入江悠監督、ドキュメンタリー映画に意欲「面倒くさい人を追いかけたい」
2012年5月14日 14:30

[映画.com ニュース] ドイツの巨匠ベルナー・ヘルツォークによるドキュメンタリー映画「世界最古の洞窟壁画 35mm 忘れられた夢の記憶」の公開を記念し5月13日、「SR サイタマのラッパー ロードサイドの逃亡者」の入江悠監督が東京・シアターN渋谷でトークショーを行なった。
世界最古と言われる3万2000年前の洞窟壁画がある、南仏のショーベ洞窟にカメラが潜入。研究者たちの証言も交え、高い価値を持つ壁画を映し出すとともに、ヘルツォーク監督独自の解釈やメッセージを映像に織りまぜていく。
日本では、1970年代から80年代にかけての“ニュー・ジャーマン・シネマ”の旗手としての印象が強いヘルツォーク監督。入江監督も「僕も『フィツカラルド』(82)から入ったし、ドキュメンタリーは見たことがなかった。洞窟壁画と聞いてびっくりしました」と語る。今年で70歳を迎える巨匠が、狭くて足場の悪い洞窟に入っていき、自らインタビュアーまで務めて製作していくさまに「モチベーションは何なんでしょうか? 普通、巨匠と呼ばれる人たちはどっしり構えて動かないものだけど、すごいですね」と映画への情熱を持ち続ける姿に、半ばあきれるように感嘆の声を漏らした。
本作はドキュメンタリーとうたっているが、クレジットには「脚本:ベルナー・ヘルツォーク」とあるように、脚本が存在。

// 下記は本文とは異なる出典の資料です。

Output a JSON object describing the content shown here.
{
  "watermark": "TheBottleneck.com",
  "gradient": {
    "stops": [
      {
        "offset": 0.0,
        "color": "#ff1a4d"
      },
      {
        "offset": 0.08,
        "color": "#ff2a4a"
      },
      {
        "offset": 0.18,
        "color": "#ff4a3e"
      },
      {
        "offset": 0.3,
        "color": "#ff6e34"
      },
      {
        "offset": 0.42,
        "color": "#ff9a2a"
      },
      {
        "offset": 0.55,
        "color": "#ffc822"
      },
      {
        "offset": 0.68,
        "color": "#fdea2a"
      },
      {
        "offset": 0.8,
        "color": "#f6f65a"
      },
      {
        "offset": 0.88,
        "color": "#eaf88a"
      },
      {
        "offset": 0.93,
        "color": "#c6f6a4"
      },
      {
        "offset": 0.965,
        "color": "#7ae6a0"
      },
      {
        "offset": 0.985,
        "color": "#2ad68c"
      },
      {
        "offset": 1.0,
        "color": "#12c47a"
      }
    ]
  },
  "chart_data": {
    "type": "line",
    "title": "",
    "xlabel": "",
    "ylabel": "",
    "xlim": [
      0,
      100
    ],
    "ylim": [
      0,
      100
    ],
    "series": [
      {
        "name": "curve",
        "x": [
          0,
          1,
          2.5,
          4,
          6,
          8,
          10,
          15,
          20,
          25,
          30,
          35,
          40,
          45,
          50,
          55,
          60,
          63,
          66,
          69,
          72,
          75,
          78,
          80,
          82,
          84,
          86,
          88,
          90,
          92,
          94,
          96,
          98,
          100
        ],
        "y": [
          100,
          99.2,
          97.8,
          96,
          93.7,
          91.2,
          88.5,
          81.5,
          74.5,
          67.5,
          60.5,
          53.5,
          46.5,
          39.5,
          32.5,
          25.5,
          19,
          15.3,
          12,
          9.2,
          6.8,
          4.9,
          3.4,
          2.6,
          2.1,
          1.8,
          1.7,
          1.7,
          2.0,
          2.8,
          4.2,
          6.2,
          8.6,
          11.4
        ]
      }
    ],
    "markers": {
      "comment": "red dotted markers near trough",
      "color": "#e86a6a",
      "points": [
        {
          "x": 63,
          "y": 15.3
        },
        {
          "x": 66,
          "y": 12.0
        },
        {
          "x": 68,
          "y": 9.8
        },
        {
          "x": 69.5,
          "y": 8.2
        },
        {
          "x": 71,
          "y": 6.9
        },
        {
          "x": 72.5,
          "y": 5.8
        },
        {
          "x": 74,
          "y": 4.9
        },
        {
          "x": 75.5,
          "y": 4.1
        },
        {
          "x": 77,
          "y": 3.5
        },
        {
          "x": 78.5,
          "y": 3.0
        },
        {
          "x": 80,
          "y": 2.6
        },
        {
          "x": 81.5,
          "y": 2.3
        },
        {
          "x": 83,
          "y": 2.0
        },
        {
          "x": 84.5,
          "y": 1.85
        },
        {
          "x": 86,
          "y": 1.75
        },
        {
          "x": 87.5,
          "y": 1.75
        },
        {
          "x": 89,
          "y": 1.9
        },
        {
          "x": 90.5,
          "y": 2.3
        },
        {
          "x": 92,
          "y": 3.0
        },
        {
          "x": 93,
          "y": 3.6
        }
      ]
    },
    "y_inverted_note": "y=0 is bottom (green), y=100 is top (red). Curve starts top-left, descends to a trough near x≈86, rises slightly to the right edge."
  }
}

いくつかのシーンにおける作為的な演出、恣意的な編集を指摘する声もある。入江監督も「時々出てくるインタビューが妙に長いし、ヘルツォークの人の悪さが出ている。セリフもわざとらしいしフィクションでしょ」と断言。その上で「僕が映画を志したときには、森達也監督の『A』(オウム真理教の信者の日常を描き物議をかもしたドキュメンタリー)が既に世に出ていたし、僕にとってドキュメンタリーもフィクションだということは自明のことだった。厳密に言えば、カメラを向けられた時点で演技が始まるし、しゃべり方も変わってしまうもの」と、ドキュメンタリ―が完全なる事実をそのまま映し出したものではないと指摘する。
入江監督自身、人気バンド「神聖かまってちゃん」や本物のマネージャーを出演させ、実際のライブ映像を使いながらも、あくまでフィクション映画として「劇場版 神聖かまってちゃん ロックンロールは鳴り止まないっ」を発表している。「あれは、本人たちによる完全なフィクション。プロの俳優と演技をしたことのない人がぶつかる瞬間が好きなんです。ドキュメンタリーであるなら、最初からもっとうまく撮る人がいるはず。賛否があることを承知で自分なりのロック、『神聖かまってちゃん』にしたかったんです」と語った。
今後、ドキュメンタリー映画を撮る意志を問われると「面白い人を追いかけてみたいですね。撮りながらこちらも生活を明け渡さないといけないような、面倒くさい人がいいですね」と意欲を見せた。同館では今後もトークイベントを開催。5月15日には映画評論家の柳下毅一郎、 18日には犬童一心監督、 6月1日は「鉄コン筋クリート」のマイケル・アリアス監督が来場する予定。